The new solar cells are made from nanomaterials in the form of a printable electronic inks. In the MIT.nano clean room, the researchers coated the solar cell structure using a slot-die coater, which deposits layers of the electronic materials onto a substrate that is only 3 microns thick. Using screen printing, an electrode is deposited on the structure to complete the solar module. The researchers can then peel the printed module, which is about 15 microns in thickness, off the plastic substrate, forming an ultralight solar device. That solar device is fragile, and can easily tear. To solve this challenge, the MIT team searched for a lightweight, flexible, and high-strength substrate for the solar cells. Fabrics were the optimal solution, as they provide mechanical resilience and flexibility with little added weight. The ideal material they found was a composite fabric that weighs only 13 grams per square meter, commercially known as Dyneema. By adding a few microns thick layer of UV-curable glue, the solar modules are adhered to the fabric.

 

Testing the device, the MIT researchers found it could generate 730 watts of power per kilogram when freestanding and about 370 watts-per-kilogram if deployed on the Dyneema fabric, which is about 18 times more power-per-kilogram than conventional solar cells.
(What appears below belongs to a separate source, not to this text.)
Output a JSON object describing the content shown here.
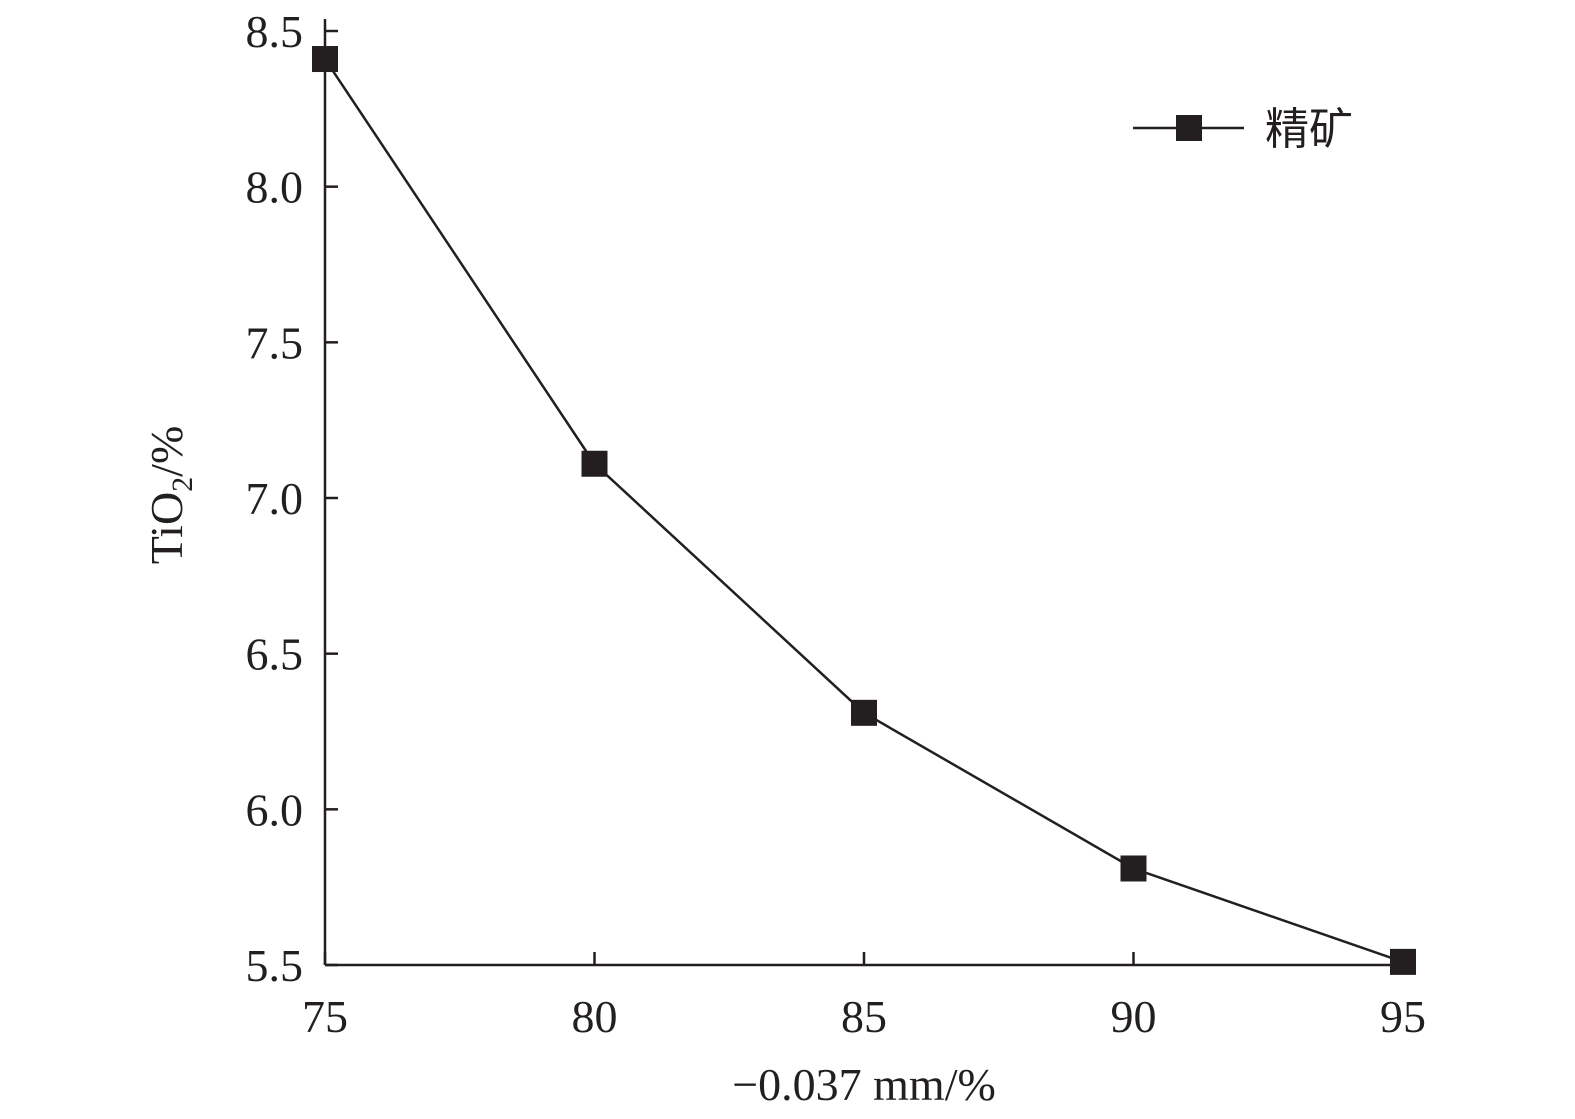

They also tested the durability of their devices and found that, even after rolling and unrolling a fabric solar panel more than 500 times, the cells still retained more than 90 percent of their initial power generation capabilities. The solar cells would still need to be encased in another material to protect them from the environment as the carbon-based organic material used to make the cells could be modified by interacting with moisture and oxygen in the air, deteriorating their performance.

 

This research is funded, in part, by Eni S.p.A. through the MIT Energy Initiative, the U.S. National Science Foundation, and the Natural Sciences and Engineering Research Council of Canada. The research was published in Small Methods.